The agony of suffering will be turned to glory - the past begins to change so that forgiven sins and remembered sorrows take on the quality of heaven - heaven as a reality - hell as a state of mind?  For some it seems better to reign in hell than serve in heaven!  There is always something they insist on keeping even at the price of misery - just like sulking kids.  There is a need to admit that we have all been mistaken and that in this life we cannot know all the answers.

There are so many subtle snares (deceptions).  Some are so concerned with proving the existence of God; some with spreading Christianity; while some are so busy serving that they lose their love for the poor!
Life moves on - what we were is no longer important.
Some live in the past as if it's all they had.  It's what they chose to have - the wrong way to deal with sorrow!
It's when we stop pretending that we begin to live.
It's hard to say (but cruel not to say it?) - there is much to be learned from sorrow!
Everything is good when it looks to God and bad when it turns from him.

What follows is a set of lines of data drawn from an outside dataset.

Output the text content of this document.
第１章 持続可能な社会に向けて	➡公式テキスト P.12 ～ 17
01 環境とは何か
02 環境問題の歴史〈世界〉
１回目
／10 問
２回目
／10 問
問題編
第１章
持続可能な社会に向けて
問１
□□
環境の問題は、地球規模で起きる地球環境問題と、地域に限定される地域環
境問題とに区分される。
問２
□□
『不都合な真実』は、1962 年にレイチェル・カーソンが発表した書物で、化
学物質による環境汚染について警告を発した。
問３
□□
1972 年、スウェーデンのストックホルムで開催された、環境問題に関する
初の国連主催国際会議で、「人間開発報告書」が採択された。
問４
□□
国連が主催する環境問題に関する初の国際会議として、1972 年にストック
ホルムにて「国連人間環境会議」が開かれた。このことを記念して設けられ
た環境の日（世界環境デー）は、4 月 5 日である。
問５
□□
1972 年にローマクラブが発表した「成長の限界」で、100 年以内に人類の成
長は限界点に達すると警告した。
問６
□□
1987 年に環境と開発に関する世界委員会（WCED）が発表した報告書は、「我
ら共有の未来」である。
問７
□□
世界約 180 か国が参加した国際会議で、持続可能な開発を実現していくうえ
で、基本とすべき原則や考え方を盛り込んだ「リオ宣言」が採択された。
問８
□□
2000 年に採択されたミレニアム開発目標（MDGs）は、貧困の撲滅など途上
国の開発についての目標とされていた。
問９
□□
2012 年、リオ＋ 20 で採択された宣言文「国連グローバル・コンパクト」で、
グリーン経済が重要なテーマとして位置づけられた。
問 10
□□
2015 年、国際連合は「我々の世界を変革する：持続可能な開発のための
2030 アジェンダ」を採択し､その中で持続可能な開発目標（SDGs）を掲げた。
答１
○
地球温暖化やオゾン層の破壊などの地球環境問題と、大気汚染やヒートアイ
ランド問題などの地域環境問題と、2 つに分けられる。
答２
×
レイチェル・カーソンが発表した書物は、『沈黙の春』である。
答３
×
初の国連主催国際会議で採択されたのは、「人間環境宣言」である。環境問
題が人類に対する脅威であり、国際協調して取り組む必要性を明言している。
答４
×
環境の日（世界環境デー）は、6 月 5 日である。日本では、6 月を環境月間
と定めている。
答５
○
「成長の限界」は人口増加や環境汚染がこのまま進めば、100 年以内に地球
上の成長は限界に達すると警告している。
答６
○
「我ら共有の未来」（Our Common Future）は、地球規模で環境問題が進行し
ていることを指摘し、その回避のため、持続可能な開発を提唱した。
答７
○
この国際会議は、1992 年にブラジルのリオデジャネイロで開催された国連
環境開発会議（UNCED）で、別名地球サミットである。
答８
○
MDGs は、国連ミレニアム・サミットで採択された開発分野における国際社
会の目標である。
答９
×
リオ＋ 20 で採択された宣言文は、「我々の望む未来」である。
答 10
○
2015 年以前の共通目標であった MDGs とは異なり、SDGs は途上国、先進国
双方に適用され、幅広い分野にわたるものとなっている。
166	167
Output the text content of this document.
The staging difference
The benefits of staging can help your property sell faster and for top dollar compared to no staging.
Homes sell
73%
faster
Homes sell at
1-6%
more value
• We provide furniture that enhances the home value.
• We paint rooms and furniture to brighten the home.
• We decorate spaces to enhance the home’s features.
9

We need to understand the real meaning of love - instead of the craving to be loved - or loving others for our own sake.  It has been said that when we have no 'need' for one another - full - strong - not lonely - we can begin to love truly.  How many of us ever reach that stage?

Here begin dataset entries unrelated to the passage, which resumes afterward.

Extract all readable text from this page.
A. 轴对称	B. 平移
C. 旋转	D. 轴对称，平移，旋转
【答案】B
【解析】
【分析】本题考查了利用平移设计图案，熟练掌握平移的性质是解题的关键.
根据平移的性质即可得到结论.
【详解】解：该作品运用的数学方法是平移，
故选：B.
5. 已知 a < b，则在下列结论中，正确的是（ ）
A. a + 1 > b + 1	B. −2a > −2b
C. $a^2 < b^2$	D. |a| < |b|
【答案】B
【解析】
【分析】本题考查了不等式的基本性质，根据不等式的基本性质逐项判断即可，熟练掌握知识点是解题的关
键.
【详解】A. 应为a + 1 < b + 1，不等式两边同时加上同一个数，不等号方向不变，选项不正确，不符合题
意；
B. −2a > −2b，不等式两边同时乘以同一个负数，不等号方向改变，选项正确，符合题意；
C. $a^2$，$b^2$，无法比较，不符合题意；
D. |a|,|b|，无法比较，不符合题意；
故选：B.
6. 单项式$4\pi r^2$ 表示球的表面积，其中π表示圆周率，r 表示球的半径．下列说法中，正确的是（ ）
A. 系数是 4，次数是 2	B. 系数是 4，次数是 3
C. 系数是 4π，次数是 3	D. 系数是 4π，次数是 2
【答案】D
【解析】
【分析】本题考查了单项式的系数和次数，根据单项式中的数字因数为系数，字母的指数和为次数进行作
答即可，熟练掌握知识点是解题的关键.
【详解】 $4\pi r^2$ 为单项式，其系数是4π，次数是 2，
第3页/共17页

When people are unhappy this can be a spur that encourages joy that helps to overcome the misery.  Many use it the other way round - choosing misery and holding joy up to ransom by pity (. . .instead of saying sorry you went and sulked in the attic, because sooner or later one of your sisters would give in!).

The light of heaven can swallow up the darkness, but a person's darkness cannot infect the light of heaven.  Love and joy are so much stronger than frowns and sighs!  Can the demands of the loveless and self-imprisoned be allowed to veto heaven?  Joy must prevail!  The tyranny of evil cannot be imposed on the good?

Consider hell - the infinite empty town - smaller than a pebble.  All the loneliness, anger, hatred, envies and itchings are as nothing.
Good beats down incessantly on the damned but they cannot receive it.  Their fists are clenched; their teeth are clenched; their eyes are tight shut.  First they will not, in the end they cannot, open their hands for gifts, or their mouth for food, or their eyes to see!